His film work included “The End of the Road” (1970), in which he starred with James Earl Jones and Stacy Keach, a longtime friend and colleague. “Stacy and I are always on the lookout for something we can do together,” Mr. Yulin told The Star in 2021, and what they did was “Vienna,” a two-person play starring Mr. Yulin as Sigmund Freud and Mr. Keach as Carl Jung. The play, a benefit for the Actors Fund, premiered on YouTube that year.

Other film roles included Wyatt Earp in “Doc” (1971), a police detective in “Scarface” (1983), a judge in “Ghostbusters II” (1989), and a White House adviser in “Clear and Present Danger” (1994). On television he appeared in “Ironside,” “Kojak,” “Murphy Brown,” “Buffy the Vampire Slayer,” and, more recently, “Ozark.”

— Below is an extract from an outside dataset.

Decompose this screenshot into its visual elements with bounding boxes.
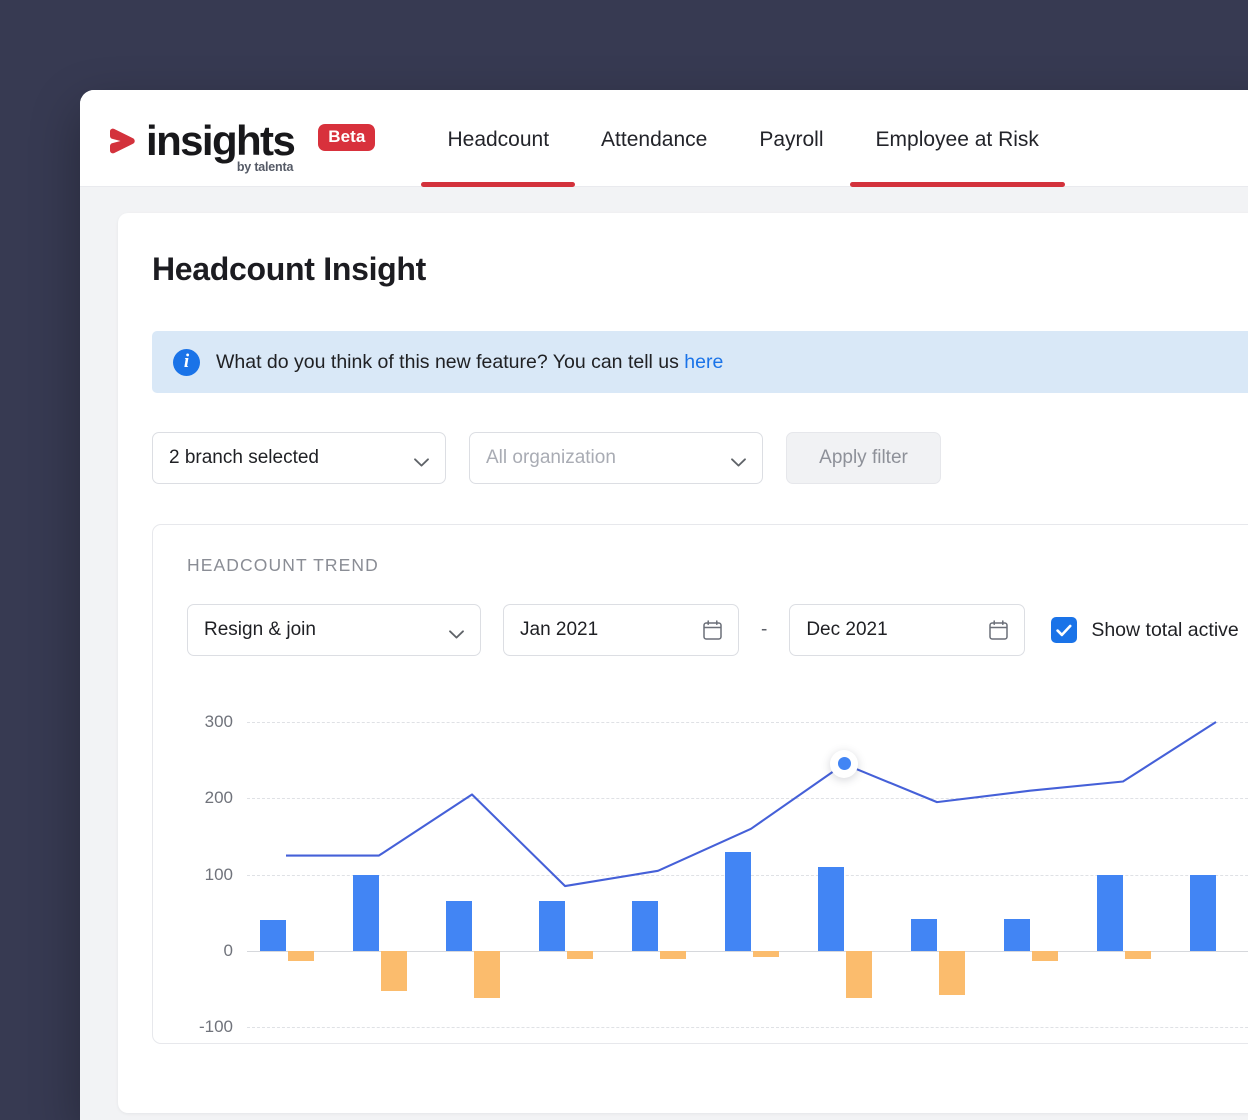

Mr. Yulin married the actress Gwen Welles in 1975; she died in 1993. While he first met Ms. Lowman in 1983, when both were cast in “A Mad World, My Masters,” a Jacobean comedy by Thomas Middleton at the La Jolla Playhouse, it wasn’t until 2003 that they got together.

It was supposedly a blind date, which Ms. Lowman resisted, all the more so, she told The Star, when told that he was an actor. “I said, ‘Oh, no!’ Then my friend told me his name was Harris Yulin, and that was the beginning.” They were married in 2005.

Claire Lucido, Ms. Lowman’s daughter, died in 2021. Ms. Lowman is Mr. Yulin’s only immediate survivor.